In Windows Server 2008 R2 and earlier versions you could always bind one ssl certificate to one site / ip. Because https traffic would normally terminate on port 443 you could only deploy seperate sites on different ips. But what if you had only one ip address? Well, you had no choice – you could only use one single ssl secured site on your server or you needed to get a multi-site or wildcard ssl certificate which you could use with more (sub-) sites.

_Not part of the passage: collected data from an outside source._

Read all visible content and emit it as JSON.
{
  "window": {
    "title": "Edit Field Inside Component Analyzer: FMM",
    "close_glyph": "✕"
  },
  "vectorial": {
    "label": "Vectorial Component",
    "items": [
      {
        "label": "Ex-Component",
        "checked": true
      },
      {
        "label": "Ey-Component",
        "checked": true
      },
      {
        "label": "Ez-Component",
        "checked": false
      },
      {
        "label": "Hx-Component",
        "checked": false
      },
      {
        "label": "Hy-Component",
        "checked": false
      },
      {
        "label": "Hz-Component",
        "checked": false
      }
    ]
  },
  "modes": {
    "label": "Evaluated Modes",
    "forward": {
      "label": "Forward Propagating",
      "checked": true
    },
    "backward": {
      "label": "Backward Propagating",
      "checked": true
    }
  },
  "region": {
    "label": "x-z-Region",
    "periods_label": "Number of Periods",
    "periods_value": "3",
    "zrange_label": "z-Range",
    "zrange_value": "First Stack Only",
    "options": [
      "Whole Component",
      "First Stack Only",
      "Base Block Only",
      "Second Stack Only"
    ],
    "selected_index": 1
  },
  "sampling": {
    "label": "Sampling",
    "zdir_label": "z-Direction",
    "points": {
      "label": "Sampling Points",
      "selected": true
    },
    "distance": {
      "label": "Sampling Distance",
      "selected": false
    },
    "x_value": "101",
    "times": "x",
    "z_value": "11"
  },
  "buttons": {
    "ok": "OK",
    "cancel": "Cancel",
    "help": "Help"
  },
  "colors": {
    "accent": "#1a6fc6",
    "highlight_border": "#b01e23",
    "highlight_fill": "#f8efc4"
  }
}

Now that Windows Server 2012 with IIS 8 onboard has been released to public you can just use the brand-new (for IIS) SNI feature. SNI – Server Name Indication – is a feature in ssl communication between the client and the webserver. Here is what iis.net says about it:
On Windows Server 2012, IIS supports Server Name Indication (SNI), which is a TLS extension to include a virtual domain as a part of SSL negotiation. What this effectively means is that the virtual domain name, or a hostname, can now be used to identify the network end point. In addition, a highly scalable WebHosting store has been created to complement SNI. The result is that the secure site density is much higher on Windows Server 2012 and it is achieved with just one IP address.
It should be noted that in order for this feature to be used, your client browsers have to support SNI. Most modern browsers support SNI; however, Internet Explorer (of any version) on Windows XP does not support SNI.
To configure SNI use IIS Management Console and enable the checkbox for “Require Server Name Indication” in the “Edit Site Binding” dialog for the website of your choice.